By no stretch of the imagination can it be said that the 22-min-ute videotaped confession of defendant’s brother to the prosecution — inadmissible against defendant — added no substantial weight to the government’s case against defendant or did not fill material gaps in the necessary proof against him. The only direct incriminating evidence against defendant was his alleged statement to Norberto (see, People v Cruz, 119 Misc 2d 1080, 1084), recapitulated in one question and answer during Norberto’s brief testimony:

"Q. What did [defendant] tell you?

"A. That they had gone to give a hold up to a gas station and that he started struggling with him.

"the court: Excuse me, speak up. Raise your voice.

"A. He started fighting with the man and the man bent down. He took out a gun and fired and then Benjamin jumped up and fired at the man in the gas station.” Norberto had a prior record; worked intermittently "on the street” as a mechanic and received welfare payments for his family of six; accepted money from his brother, Jerry, who lived with him, though he testified he had no notion of how Jerry got that money; testified earlier that Benjamin — not defendant — had made the confession to him; and most significantly, reported nothing of defendant’s alleged statement to him for five months, until after his brother Jerry had been murdered and defendant, in Norberto’s words, "tried to take me to the place where they had killed my brother.”

The videotape played to the jury, by contrast, was a 22-minute depiction of the crime by defendant’s own brother, explicitly detailing his role as well as defendant’s.
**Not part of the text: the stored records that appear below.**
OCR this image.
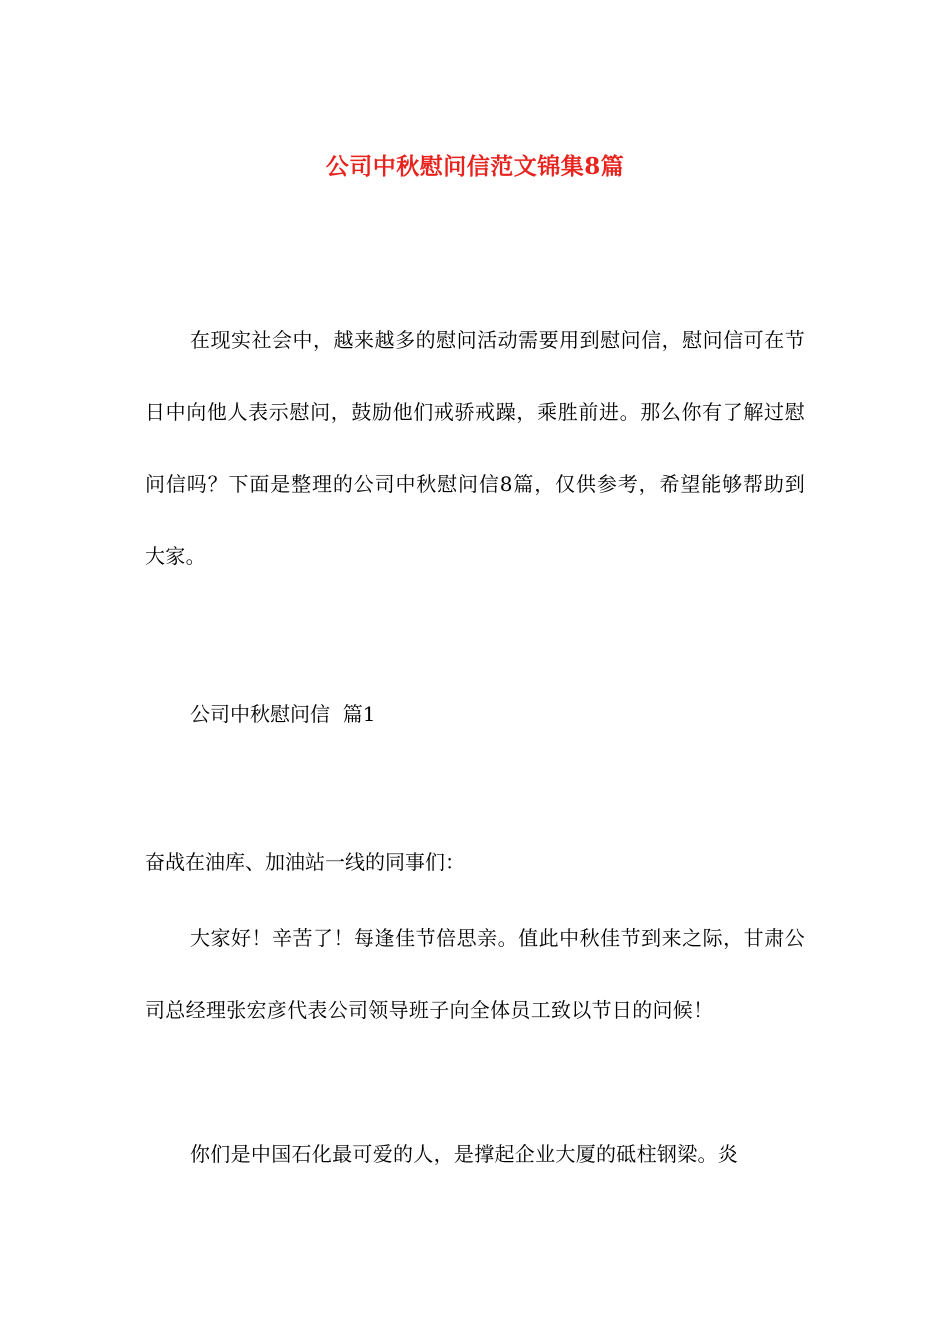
公司中秋慰问信范文锦集8篇

在现实社会中，越来越多的慰问活动需要用到慰问信，慰问信可在节日中向他人表示慰问，鼓励他们戒骄戒躁，乘胜前进。那么你有了解过慰问信吗？下面是整理的公司中秋慰问信8篇，仅供参考，希望能够帮助到大家。

公司中秋慰问信  篇1

奋战在油库、加油站一线的同事们：

大家好！辛苦了！每逢佳节倍思亲。值此中秋佳节到来之际，甘肃公司总经理张宏彦代表公司领导班子向全体员工致以节日的问候！

你们是中国石化最可爱的人，是撑起企业大厦的砥柱钢梁。炎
In its reliability it was so overpowering that it necessarily added credibility to Norberto’s testimony, and erased the indicia of nonreliability. As an example, while Norberto in his testimony related only that Benjamin and defendant had gone to hold up the gas station, Benjamin in his confession stated that several persons, including Norberto’s brother Jerry, had done many holdups together including the one *76in issue. This clear statement* of Jerry’s complicity explained for the jury not only why Norberto had not come forward with defendant’s statement for five months, but also why defendant and Benjamin would have gone to Jerry’s residence just after the crime. The jury could hardly have avoided looking to Benjamin’s confession to resolve any doubts about whether his brother had in fact confessed to Norberto.
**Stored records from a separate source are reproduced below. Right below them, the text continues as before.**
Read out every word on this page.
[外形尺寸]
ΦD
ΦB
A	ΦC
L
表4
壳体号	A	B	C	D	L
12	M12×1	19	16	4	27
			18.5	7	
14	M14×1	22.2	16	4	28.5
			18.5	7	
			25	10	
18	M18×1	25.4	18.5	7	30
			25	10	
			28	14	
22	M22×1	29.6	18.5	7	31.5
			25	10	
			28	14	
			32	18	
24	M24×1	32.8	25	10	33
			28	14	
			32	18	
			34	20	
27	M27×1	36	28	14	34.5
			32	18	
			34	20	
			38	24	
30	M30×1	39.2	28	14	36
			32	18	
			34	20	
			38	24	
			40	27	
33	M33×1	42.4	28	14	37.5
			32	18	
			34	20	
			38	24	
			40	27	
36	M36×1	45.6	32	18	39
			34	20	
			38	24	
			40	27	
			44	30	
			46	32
The issue is simply whether on these facts there should have been a severance. I do not find in the prior decisions of this court the per se rule now established by this case that even an enormous disparity in reliability is not to be considered as a factor in deciding whether confessions interlock. In particular cases where there is a patent danger, as there was here, that the jury may from the inadmissible evidence, impermissibly draw evidence establishing defendant’s guilt, then the viable alternative of ordering separate trials should be followed. The rationale of Bruton is otherwise rendered meaningless. I would reverse the order below and order a new trial.

In People v Cruz: Order affirmed.

Chief Judge Wachtler and Judges Jasen and Titone concur with Judge Simons; Judge Kaye dissents and votes to reverse in a separate opinion in which Judge Meyer concurs; Judge Alexander taking no part.

In People v Brims: Order affirmed.

Chief Judge Wachtler and Judges Jasen, Meyer, Kaye and Titone concur; Judge Alexander taking no part.

Without Benjamin’s vivid exposition, the only evidence to fill this logical gap is Norberto’s meaningless, or at best ambiguous, comment that he did not come forward sooner because his brother "had the event”.